My "Game of Life" implementation:

a = RandomInteger[BernoulliDistribution[0.1], {200, 200}];

Dynamic[Image[a =
   1 - Unitize[(# - 3) (# - 12) (# - 13)] &@
    ListConvolve[{{1, 1, 1}, {1, 10, 1}, {1, 1, 1}}, a, {2, 2}, 0]
  ]]

To use the initial grid in the question you would just initialise a with:

a = SparseArray[list -> 1]

However my code continuously updates the grid (quite rapidly), so the grid evolves to the "all dead" state in a fraction of a second.

To actually answer the question "how many generations have any life in them" you could write the evolution step as a function and use FixedPointList to count the number of steps:

evolve[a_] := 1 - Unitize[(# - 3) (# - 12) (# - 13)] &@
  ListConvolve[{{1, 1, 1}, {1, 10, 1}, {1, 1, 1}}, a, {2, 2}, 0]

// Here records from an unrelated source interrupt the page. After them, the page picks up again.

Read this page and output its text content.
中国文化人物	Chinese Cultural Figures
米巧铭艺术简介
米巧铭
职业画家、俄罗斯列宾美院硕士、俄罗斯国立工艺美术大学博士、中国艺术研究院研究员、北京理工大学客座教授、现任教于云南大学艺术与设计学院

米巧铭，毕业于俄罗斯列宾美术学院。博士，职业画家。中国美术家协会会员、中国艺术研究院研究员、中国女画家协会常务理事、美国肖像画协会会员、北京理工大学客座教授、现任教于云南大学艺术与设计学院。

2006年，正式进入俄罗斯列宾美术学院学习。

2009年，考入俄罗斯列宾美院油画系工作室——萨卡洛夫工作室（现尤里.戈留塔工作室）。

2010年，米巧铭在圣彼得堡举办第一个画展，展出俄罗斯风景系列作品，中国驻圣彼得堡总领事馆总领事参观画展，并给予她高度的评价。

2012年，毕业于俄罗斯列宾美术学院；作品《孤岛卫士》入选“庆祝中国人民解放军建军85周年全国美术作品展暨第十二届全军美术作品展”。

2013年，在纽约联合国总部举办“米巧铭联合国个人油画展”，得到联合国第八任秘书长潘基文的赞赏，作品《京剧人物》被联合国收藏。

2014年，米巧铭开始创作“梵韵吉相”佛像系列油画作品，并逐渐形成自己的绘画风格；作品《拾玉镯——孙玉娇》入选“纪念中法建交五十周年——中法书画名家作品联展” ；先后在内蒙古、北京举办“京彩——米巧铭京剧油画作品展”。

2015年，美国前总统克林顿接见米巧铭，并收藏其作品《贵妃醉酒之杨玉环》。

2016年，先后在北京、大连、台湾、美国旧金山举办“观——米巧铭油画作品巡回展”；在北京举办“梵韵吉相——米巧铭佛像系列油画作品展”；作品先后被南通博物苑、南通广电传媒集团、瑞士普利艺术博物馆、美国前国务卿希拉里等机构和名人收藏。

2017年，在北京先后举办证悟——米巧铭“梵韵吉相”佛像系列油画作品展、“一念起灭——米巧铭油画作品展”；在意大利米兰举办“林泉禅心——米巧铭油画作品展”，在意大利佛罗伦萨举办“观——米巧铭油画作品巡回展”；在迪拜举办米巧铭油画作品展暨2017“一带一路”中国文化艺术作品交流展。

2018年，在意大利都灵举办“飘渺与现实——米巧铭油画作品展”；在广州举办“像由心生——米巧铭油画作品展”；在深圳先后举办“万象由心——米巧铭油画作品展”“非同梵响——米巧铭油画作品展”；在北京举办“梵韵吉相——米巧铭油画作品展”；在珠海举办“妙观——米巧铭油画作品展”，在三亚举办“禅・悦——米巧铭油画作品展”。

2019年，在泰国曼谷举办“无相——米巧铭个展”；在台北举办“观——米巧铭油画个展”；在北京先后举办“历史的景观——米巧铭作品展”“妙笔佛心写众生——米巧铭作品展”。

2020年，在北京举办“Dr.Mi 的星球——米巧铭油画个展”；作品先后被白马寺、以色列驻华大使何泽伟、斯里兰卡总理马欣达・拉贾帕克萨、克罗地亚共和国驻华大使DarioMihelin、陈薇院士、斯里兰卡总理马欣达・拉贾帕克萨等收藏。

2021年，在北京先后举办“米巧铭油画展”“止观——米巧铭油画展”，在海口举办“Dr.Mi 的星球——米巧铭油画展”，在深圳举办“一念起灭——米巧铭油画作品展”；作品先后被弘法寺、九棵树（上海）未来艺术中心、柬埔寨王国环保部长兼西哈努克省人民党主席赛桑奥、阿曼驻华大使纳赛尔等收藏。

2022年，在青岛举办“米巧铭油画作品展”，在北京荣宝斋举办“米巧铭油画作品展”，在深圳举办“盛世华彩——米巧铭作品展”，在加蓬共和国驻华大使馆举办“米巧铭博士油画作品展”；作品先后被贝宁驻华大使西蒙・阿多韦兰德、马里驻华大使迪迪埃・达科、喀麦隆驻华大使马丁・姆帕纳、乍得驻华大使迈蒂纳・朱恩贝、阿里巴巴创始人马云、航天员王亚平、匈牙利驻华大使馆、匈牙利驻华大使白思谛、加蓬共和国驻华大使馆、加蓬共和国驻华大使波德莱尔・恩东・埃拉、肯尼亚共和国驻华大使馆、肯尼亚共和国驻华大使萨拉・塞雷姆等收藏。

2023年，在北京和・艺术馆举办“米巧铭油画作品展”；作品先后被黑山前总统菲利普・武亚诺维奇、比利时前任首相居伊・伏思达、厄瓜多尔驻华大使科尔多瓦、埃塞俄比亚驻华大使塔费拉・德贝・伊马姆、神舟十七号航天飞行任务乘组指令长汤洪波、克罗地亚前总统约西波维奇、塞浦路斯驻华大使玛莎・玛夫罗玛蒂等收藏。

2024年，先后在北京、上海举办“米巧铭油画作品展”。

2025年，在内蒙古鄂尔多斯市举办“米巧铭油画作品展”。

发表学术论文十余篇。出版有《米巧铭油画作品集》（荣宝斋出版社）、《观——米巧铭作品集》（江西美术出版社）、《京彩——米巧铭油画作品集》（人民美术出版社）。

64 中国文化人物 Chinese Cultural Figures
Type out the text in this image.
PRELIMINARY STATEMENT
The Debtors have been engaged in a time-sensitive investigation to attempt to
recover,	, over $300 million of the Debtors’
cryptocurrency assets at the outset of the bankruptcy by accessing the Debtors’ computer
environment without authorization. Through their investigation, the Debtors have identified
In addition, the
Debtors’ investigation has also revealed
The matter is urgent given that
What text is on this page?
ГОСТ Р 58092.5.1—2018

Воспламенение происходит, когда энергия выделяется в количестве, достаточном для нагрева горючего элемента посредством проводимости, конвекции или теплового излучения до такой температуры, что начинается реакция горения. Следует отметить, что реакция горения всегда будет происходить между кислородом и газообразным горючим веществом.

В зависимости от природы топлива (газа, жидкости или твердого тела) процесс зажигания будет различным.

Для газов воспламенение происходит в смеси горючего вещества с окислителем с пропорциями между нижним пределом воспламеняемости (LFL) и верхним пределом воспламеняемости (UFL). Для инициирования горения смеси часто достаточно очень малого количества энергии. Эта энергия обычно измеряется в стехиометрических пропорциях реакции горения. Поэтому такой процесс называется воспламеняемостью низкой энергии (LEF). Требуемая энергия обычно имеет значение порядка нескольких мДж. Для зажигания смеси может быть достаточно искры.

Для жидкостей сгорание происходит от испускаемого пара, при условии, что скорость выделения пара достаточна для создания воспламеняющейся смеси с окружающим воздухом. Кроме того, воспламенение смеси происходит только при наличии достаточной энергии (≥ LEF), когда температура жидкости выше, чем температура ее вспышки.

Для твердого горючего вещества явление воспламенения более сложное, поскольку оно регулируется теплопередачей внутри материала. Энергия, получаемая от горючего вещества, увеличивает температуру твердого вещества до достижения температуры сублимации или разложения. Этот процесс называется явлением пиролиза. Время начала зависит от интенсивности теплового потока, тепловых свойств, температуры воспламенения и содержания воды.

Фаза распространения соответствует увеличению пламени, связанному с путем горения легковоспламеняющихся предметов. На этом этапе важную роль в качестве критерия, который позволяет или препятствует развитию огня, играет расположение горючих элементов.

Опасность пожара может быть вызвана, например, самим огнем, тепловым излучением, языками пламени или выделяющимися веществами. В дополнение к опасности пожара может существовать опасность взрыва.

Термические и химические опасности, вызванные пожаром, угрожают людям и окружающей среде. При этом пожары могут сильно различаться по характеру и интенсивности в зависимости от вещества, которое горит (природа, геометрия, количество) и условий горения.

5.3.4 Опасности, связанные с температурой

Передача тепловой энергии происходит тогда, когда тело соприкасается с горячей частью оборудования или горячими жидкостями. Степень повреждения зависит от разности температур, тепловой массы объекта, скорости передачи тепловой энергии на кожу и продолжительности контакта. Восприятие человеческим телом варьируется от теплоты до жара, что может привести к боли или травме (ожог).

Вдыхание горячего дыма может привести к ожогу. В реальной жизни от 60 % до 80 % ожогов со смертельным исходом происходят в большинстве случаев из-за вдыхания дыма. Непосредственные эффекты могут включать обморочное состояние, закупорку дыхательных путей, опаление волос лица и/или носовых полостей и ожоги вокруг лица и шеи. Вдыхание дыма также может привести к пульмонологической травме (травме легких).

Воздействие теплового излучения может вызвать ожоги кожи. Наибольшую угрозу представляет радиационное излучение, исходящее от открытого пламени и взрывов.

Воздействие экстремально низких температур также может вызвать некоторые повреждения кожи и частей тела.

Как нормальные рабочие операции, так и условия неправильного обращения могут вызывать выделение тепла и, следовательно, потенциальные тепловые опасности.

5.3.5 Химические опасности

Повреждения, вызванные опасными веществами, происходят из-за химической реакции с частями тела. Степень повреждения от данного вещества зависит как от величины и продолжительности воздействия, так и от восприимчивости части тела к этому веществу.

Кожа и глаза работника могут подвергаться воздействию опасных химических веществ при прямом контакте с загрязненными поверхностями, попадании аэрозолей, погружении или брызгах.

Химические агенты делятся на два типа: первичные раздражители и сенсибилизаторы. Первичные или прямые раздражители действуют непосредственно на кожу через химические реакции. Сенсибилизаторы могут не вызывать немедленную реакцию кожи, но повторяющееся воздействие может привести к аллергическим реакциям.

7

Length@FixedPointList[evolve, Normal[SparseArray[list -> 1]]] - 2
(* 3 *)

Note that FixedPointList will generate the complete list of grids, so for larger problems you would want to use a different approach to avoid eating all your computer's memory.

This is one way of implementing Conway's Game of Life:

step[matrix_] := Module[{m = matrix, neighbours},
  neighbours = ListConvolve[{{1, 1, 1}, {1, 0, 1}, {1, 1, 1}}, ArrayPad[m, 1]];
  m = ReplacePart[m, Position[neighbours, _?(# == 1 || # > 3 &)] -> 0];
  m = ReplacePart[m, Position[neighbours, 3] -> 1]
  ]

For example, this is the so called glider:

m = ArrayPad[{{0, 1, 0}, {0, 0, 1}, {1, 1, 1}}, {1, 10}];
ListAnimate[ArrayPlot[#, Mesh -> True] & /@ NestList[step, m, 30]]

I've written about another cellular automata problem here and this includes a link to a post where image processing was used in Mathematica to get initial states for a cellular automata problem, so the answer to that question is that yes it is possible.